(CNN) - Joseph James DeAngelo, the suspected Golden State Killer, was charged Thursday with four additional counts of murder, according to Santa Barbara County District Attorney Joyce Dudley.
Authorities have said they believe the Golden State Killer was responsible for killing a dozen people and for at least 50 rapes in 10 counties in California between 1976 and 1986.
DeAngelo, 72, who was arrested last month, was previously charged with eight slayings, including four in Orange County, two in Ventura County and two in Sacramento County. He has not yet entered a plea.
Prosecutors say each count of first-degree murder charges in Santa Barbara County comes with special circumstances and carries a maximum sentence of life in prison without the possibility of parole or the death sentence.

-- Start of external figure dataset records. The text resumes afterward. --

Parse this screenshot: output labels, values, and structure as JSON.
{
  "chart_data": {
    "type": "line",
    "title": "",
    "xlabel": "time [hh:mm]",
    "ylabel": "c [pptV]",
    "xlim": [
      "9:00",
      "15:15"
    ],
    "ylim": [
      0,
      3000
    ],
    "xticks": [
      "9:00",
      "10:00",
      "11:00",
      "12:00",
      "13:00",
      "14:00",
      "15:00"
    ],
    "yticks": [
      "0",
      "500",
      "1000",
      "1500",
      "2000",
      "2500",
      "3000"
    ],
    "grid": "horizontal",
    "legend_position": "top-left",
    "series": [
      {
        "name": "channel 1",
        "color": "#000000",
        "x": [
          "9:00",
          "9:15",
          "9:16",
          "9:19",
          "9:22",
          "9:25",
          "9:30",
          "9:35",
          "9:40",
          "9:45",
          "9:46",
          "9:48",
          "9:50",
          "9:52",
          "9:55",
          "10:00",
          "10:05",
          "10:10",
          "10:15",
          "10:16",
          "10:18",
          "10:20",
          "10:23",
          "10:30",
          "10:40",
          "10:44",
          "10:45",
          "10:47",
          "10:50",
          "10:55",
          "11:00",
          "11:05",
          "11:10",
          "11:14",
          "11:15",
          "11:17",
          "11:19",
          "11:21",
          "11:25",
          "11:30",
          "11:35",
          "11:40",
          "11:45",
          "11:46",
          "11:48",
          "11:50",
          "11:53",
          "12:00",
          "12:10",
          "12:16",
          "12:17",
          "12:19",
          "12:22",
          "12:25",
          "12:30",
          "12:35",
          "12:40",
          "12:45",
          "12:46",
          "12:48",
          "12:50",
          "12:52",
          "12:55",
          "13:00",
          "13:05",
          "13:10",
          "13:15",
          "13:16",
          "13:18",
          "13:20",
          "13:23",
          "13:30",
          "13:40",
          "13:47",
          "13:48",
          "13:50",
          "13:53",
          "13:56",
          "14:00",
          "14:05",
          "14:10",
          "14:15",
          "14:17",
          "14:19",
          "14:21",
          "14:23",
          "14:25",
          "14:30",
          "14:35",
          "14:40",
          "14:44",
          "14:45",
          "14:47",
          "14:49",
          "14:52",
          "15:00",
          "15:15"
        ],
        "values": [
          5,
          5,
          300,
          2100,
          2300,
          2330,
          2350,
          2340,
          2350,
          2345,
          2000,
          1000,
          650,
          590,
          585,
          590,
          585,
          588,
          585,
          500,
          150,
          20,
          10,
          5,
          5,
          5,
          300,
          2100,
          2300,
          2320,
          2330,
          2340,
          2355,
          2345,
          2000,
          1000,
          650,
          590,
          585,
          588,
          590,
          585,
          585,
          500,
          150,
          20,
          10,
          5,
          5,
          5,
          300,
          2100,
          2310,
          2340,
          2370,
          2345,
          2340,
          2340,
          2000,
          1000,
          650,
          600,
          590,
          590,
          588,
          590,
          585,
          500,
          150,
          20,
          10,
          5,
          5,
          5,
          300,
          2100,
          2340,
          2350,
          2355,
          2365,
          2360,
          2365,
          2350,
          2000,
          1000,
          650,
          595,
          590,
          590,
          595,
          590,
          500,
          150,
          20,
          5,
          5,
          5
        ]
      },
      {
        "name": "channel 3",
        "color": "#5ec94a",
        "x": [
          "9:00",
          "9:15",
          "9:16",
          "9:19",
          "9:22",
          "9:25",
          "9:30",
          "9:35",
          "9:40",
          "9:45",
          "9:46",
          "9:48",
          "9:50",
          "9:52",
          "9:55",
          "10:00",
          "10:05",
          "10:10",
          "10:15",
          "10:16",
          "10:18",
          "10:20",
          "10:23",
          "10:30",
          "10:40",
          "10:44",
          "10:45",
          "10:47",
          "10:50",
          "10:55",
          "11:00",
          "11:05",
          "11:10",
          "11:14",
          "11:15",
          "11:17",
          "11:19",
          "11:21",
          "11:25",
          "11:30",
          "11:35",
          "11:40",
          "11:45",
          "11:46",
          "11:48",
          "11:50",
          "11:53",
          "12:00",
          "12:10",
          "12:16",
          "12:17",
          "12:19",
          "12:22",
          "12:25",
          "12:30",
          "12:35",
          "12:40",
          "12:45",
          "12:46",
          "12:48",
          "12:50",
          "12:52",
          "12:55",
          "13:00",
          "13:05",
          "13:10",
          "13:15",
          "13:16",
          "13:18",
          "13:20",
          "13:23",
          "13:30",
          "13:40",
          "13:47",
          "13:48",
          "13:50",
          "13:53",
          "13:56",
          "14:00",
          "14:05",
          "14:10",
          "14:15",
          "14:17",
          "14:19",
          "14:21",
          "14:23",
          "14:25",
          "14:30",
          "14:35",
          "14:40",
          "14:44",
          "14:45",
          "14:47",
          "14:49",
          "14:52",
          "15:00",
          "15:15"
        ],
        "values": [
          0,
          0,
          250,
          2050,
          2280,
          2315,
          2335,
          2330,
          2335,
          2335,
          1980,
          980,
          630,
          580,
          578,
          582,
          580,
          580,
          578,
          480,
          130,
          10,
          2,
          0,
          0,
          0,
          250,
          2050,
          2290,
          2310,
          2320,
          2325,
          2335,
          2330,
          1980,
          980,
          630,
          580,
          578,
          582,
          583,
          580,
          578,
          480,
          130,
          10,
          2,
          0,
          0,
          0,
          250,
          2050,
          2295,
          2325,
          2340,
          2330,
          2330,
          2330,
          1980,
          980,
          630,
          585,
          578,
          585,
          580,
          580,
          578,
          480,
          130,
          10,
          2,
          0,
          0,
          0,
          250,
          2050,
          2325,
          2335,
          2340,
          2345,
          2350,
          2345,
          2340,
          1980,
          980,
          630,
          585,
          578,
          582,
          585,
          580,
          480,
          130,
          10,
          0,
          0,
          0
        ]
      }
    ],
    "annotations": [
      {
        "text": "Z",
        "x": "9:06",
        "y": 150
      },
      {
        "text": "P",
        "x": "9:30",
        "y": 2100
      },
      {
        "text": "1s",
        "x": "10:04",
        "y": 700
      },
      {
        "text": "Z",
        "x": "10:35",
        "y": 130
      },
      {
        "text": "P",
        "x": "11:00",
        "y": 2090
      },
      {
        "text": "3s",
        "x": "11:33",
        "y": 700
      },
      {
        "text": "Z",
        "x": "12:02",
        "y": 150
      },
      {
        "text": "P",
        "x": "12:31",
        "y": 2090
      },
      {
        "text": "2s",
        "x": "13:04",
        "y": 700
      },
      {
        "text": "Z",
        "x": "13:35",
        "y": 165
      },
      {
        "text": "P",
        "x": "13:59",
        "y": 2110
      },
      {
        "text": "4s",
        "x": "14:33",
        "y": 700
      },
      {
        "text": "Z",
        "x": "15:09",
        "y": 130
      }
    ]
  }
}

DeAngelo is accused of killing Debra Alexandria Manning on December 30, 1979, while committing a rape and a burglary, according to the new charges. He is also accused of killing Robert Offerman that same day while committing a burglary, according to the complaint.
DeAngelo is also charged with killing Cheri Domingo while committing a rape and a burglary and killing Greg Sanchez while committing a burglary -- both on July 27, 1981, according to the complaint.
Killings shook communities
"Violent cold cases never grow cold for victims or their loved ones," Dudley told reporters. "In fact, most of them spend their lives feverishly seeking answers and desperately hoping for justice."
DeAngelo's attorney Diane Howard said Thursday she was aware of the additional charges and added that they had been expected.
In recent years, there was renewed interest in the case. This year, a book and a series from HLN were released, in the hopes of shedding more light on the case.
Decades after the killings terrified communities throughout California, authorities tracked down the suspect by comparing genetic profiles from genealogy websites to crime scene DNA, according to investigators.
DNA from a crime scene was matched to genetic material from a relative who was registered on genealogy sites, and authorities later obtained a discarded sample of DeAngelo's DNA.
DeAngelo, a former police officer, Vietnam veteran and a mechanic, was a reclusive neighbor in Citrus Heights, a town about 16 miles northeast of Sacramento, according to residents.
He was being held in the Sacramento County Main Jail medical unit Thursday, Howard said.
"I'm not going to elaborate on why he's there -- his physical or mental state."
DeAngelo is scheduled to appear in a Sacramento County courtroom next week.
"I don't think he'll enter a plea yet," Howard said.